[Math] Solve non-linear equations of 3 variables using Newton-Raphson Method iterms of c,s and q.

algorithmsanalysisapproximationnonlinear systemnumerical methods

The three non-linear equations are given by
\begin{equation}
c[(6.7 * 10^8) + (1.2 * 10^8)s+(1-q)(2.6*10^8)]-0.00114532=0
\end{equation}
\begin{equation}
s[2.001 *c + 835(1-q)]-2.001*c =0
\end{equation}
\begin{equation}
q[2.73 + (5.98*10^{10})c]-(5.98 *10^{10})c =0
\end{equation}
Using the Newton-Raphson Method solve these equations in terms of $c$,$s$ and $q$.

=> It is really difficult question for me because i don't know very much about the Newton-Raphson Method and also these non-linear equations contain 3 variables.

I have try by applying the newton-Raphson method to each equations:-
\begin{equation}
f(c,s,q)=0= c[(6.7 * 10^8) + (1.2 * 10^8)s+(1-q)(2.6*10^8)]-0.00114532
\end{equation}
\begin{equation}
g(c,s,q)=0= s[2.001 *c + 835(1-q)]-2.001*c
\end{equation}
\begin{equation}
h(c,s,q)=0= q[2.73 + (5.98*10^{10})c]-(5.98 *10^{10})c
\end{equation}
now i guess i need to work out $f'(c,s,q), g'(c,s,q), h'(c,s,q)$ but i dont know how?

and after working out $f'(c,s,q), g'(c,s,q), h'(c,s,q)$ . After that i think i need to use newton-raphson iteration:

$c_{n+1}= c_n – \frac{f(c,s,q)}{f'(c,s,q)}$

but the $f(c,s,q)$ and $f'(c,s,q)$ contains the $s$ and $q$.

Similarly, for

$s_{n+1}= s_n – \frac{g(c,s,q)}{g'(c,s,q)}$

will have $g(c,s,q)$ and $g'(c,s,q)$ containing the $c$ and $q$.

$q_{n+1}= q_n – \frac{h(c,s,q)}{h'(c,s,q)}$

will have $h(c,s,q)$ and $h'(c,s,q)$ containing the $c$.

so am i not sure what to do please help me. to find the values of $c,s,q$.

Best Answer

The Newton-Raphson method is based on considering the tangent line. We need some linear algebra to understand and implement the substitute of "tangent line" in multiple dimensions.

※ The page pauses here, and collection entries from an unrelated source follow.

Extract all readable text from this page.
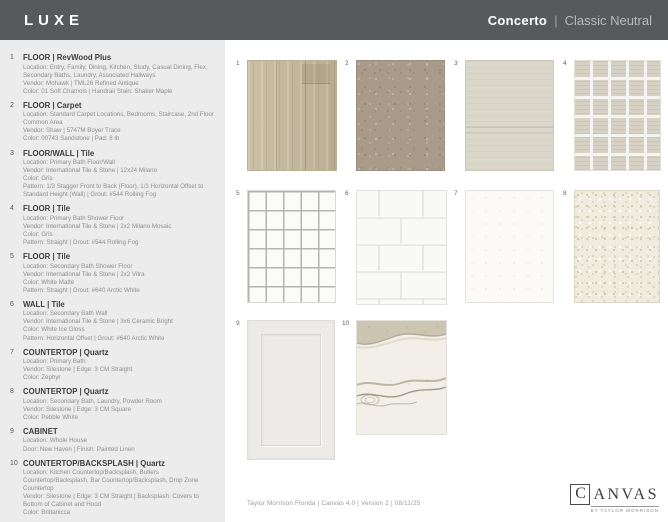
LUXE	Concerto | Classic Neutral
1	FLOOR | RevWood Plus

Location: Entry, Family, Dining, Kitchen, Study, Casual Dining, Flex, Secondary Baths, Laundry, Associated Hallways

Vendor: Mohawk | TML26 Refined Antique

Color: 01 Soft Chamois | Handrail Stain: Shaker Maple

2	FLOOR | Carpet

Location: Standard Carpet Locations, Bedrooms, Staircase, 2nd Floor Common Area

Vendor: Shaw | 5747M Boyer Trace

Color: 00743 Sandstone | Pad: 8 lb

3	FLOOR/WALL | Tile

Location: Primary Bath Floor/Wall

Vendor: International Tile & Stone | 12x24 Milano

Color: Gris

Pattern: 1/3 Stagger Front to Back (Floor), 1/3 Horizontal Offset to Standard Height (Wall) | Grout: #544 Rolling Fog

4	FLOOR | Tile

Location: Primary Bath Shower Floor

Vendor: International Tile & Stone | 2x2 Milano Mosaic

Color: Gris

Pattern: Straight | Grout: #544 Rolling Fog

5	FLOOR | Tile

Location: Secondary Bath Shower Floor

Vendor: International Tile & Stone | 2x2 Vitra

Color: White Matte

Pattern: Straight | Grout: #640 Arctic White

6	WALL | Tile

Location: Secondary Bath Wall

Vendor: International Tile & Stone | 3x6 Ceramic Bright

Color: White Ice Gloss

Pattern: Horizontal Offset | Grout: #640 Arctic White

7	COUNTERTOP | Quartz

Location: Primary Bath

Vendor: Silestone | Edge: 3 CM Straight

Color: Zephyr

8	COUNTERTOP | Quartz

Location: Secondary Bath, Laundry, Powder Room

Vendor: Silestone | Edge: 3 CM Square

Color: Pebble White

9	CABINET

Location: Whole House

Door: New Haven | Finish: Painted Linen

10 COUNTERTOP/BACKSPLASH | Quartz

Location: Kitchen Countertop/Backsplash, Butlers Countertop/Backsplash, Bar Countertop/Backsplash, Drop Zone Countertop

Vendor: Silestone | Edge: 3 CM Straight | Backsplash: Covers to Bottom of Cabinet and Hood

Color: Brittanicca

1	2	3	4
5	6	7	8
9	10
Taylor Morrison Florida | Canvas 4.0 | Version 2 | 08/11/25
C ANVAS
BY TAYLOR MORRISON
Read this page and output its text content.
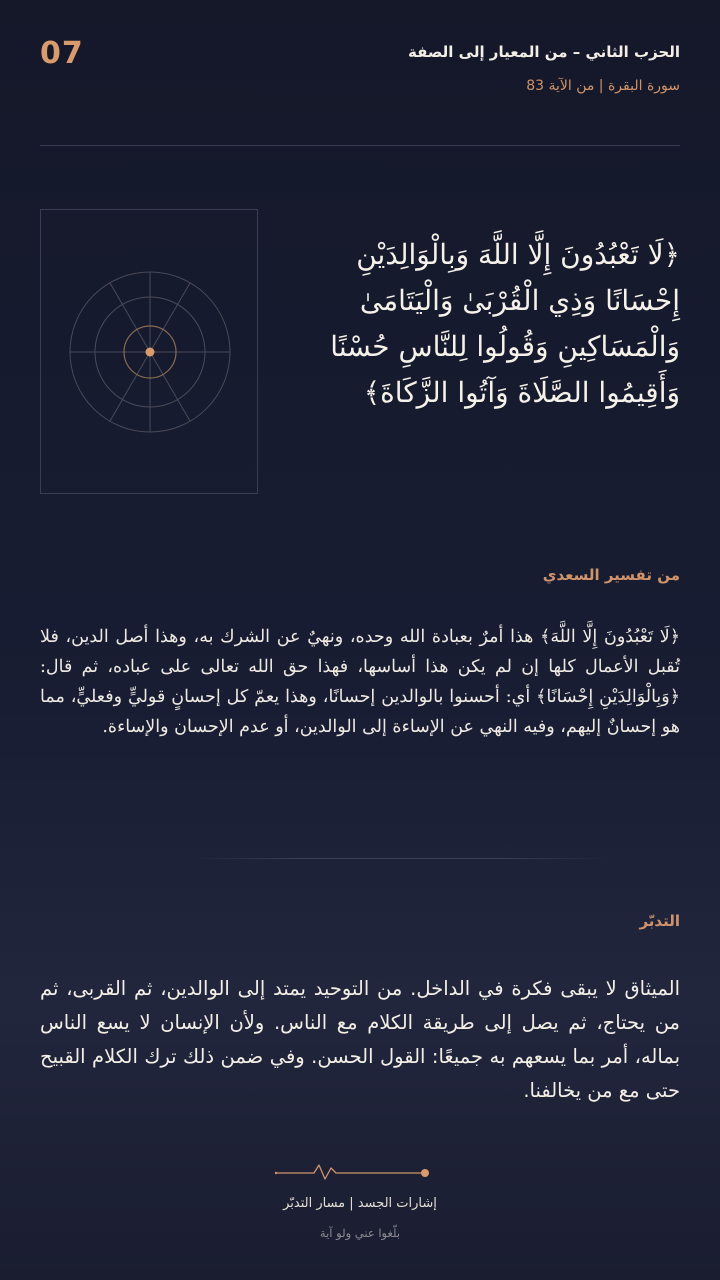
07	الحزب الثاني – من المعيار إلى الصفة
سورة البقرة | من الآية 83
﴿لَا تَعْبُدُونَ إِلَّا اللَّهَ وَبِالْوَالِدَيْنِ
إِحْسَانًا وَذِي الْقُرْبَىٰ وَالْيَتَامَىٰ
وَالْمَسَاكِينِ وَقُولُوا لِلنَّاسِ حُسْنًا
وَأَقِيمُوا الصَّلَاةَ وَآتُوا الزَّكَاةَ﴾
من تفسير السعدي
﴿لَا تَعْبُدُونَ إِلَّا اللَّهَ﴾ هذا أمرٌ بعبادة الله وحده، ونهيٌ عن الشرك به، وهذا أصل الدين، فلا تُقبل الأعمال كلها إن لم يكن هذا أساسها، فهذا حق الله تعالى على عباده، ثم قال: ﴿وَبِالْوَالِدَيْنِ إِحْسَانًا﴾ أي: أحسنوا بالوالدين إحسانًا، وهذا يعمّ كل إحسانٍ قوليٍّ وفعليٍّ، مما هو إحسانٌ إليهم، وفيه النهي عن الإساءة إلى الوالدين، أو عدم الإحسان والإساءة.
التدبّر
الميثاق لا يبقى فكرة في الداخل. من التوحيد يمتد إلى الوالدين، ثم القربى، ثم من يحتاج، ثم يصل إلى طريقة الكلام مع الناس. ولأن الإنسان لا يسع الناس بماله، أمر بما يسعهم به جميعًا: القول الحسن. وفي ضمن ذلك ترك الكلام القبيح حتى مع من يخالفنا.
إشارات الجسد | مسار التدبّر
بلّغوا عني ولو آية
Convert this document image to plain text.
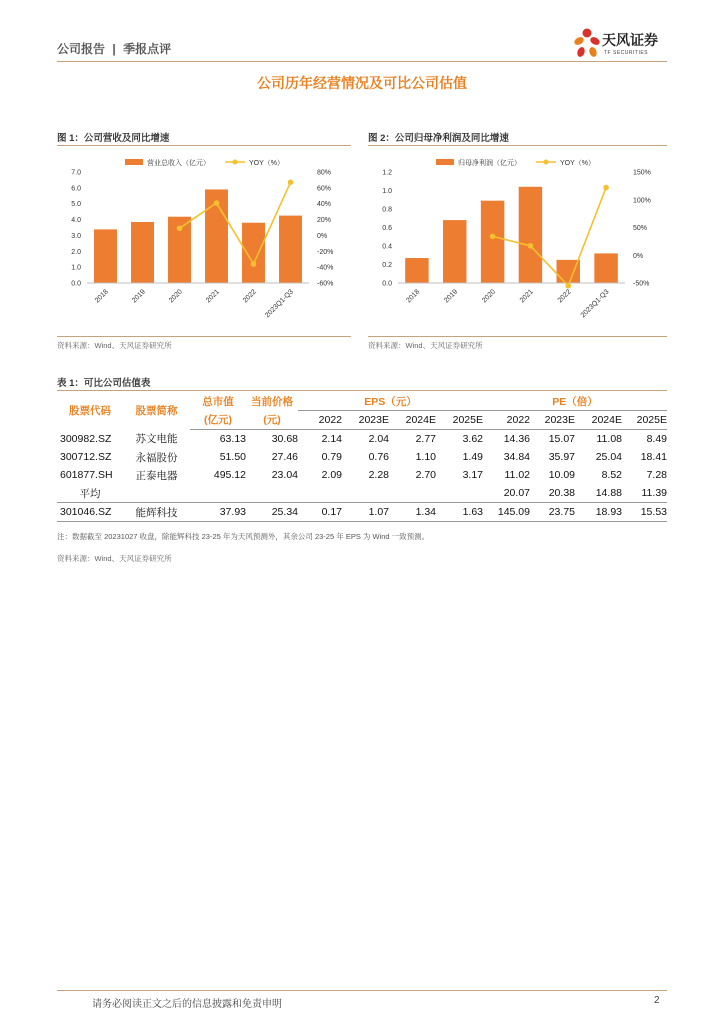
公司报告 | 季报点评
天风证券
TF SECURITIES
公司历年经营情况及可比公司估值
图 1：公司营收及同比增速
营业总收入（亿元）	YOY（%）
7.0
6.0
5.0
4.0
3.0
2.0
1.0
0.0
80%
60%
40%
20%
0%
-20%
-40%
-60%
2018	2019	2020	2021	2022 2023Q1-Q3
资料来源：Wind、天风证券研究所
图 2：公司归母净利润及同比增速
归母净利润（亿元）	YOY（%）
1.2
1.0
0.8
0.6
0.4
0.2
0.0
150%
100%
50%
0%
-50%
2018	2019	2020	2021	2022 2023Q1-Q3
资料来源：Wind、天风证券研究所
表 1：可比公司估值表
股票代码	股票简称	总市值	当前价格	EPS（元）				PE（倍）			
		(亿元)	(元)	2022	2023E	2024E	2025E	2022	2023E	2024E	2025E
300982.SZ	苏文电能	63.13	30.68	2.14	2.04	2.77	3.62	14.36	15.07	11.08	8.49
300712.SZ	永福股份	51.50	27.46	0.79	0.76	1.10	1.49	34.84	35.97	25.04	18.41
601877.SH	正泰电器	495.12	23.04	2.09	2.28	2.70	3.17	11.02	10.09	8.52	7.28
平均								20.07	20.38	14.88	11.39
301046.SZ	能辉科技	37.93	25.34	0.17	1.07	1.34	1.63	145.09	23.75	18.93	15.53
注：数据截至 20231027 收盘，除能辉科技 23-25 年为天风预测外，其余公司 23-25 年 EPS 为 Wind 一致预测。
资料来源：Wind、天风证券研究所
请务必阅读正文之后的信息披露和免责申明	2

A nonlinear system of $n$ equations with $n$ unknowns can be written in vector form as $\vec F(\vec x)=0$. The first order partial derivatives of $\vec F$ form the Jacobian matrix $J$: put the components of $\vec F$ in a column, then take derivatives in each variable. For example if $$ \vec F(\vec x) = \begin{pmatrix} x_1^2e^{3x_2}-30 \\ x_1x_2-\sin(x_1+x_2^2) \end{pmatrix} $$ then $$ J = \begin{pmatrix} 2x_1e^{3x_2} & 3x_1^2e^{3x_2} \\ x_2-\cos(x_1+x_2^2) & x_1-2x_2\cos(x_1+x_2^2) \end{pmatrix} $$ The Jacobian matrix provides a linear approximation to $\vec F$: near a point $\vec x_0$ we have $$\vec F(\vec x) \approx \vec F(\vec x_0) + J(\vec x-\vec x_0) \tag1$$ This is the analog of tangent line.

Following the idea of single variable method, we equate the right hand side of (1) to $\vec 0$ and solve: $$\vec x - \vec x_0 = -J^{-1} \vec F(\vec x_0) \tag2$$ Note that (2) is merely for writing down the theoretical approach, in practice we do not invert the matrix $J$. Rather, we let the software (Matlab or whatever) solve the system with matrix $J$ and right hand side $-\vec F(\vec x_0)$, which it can do efficiently.

Having solved the system, you obtain the new point $\vec x$, which takes the role of $\vec x_0$ at the next step of iteration. Continue until the norm $|\vec x - \vec x_0|$ becomes small... or until the allowed number of iterations runs out (indicating the method fails to converge).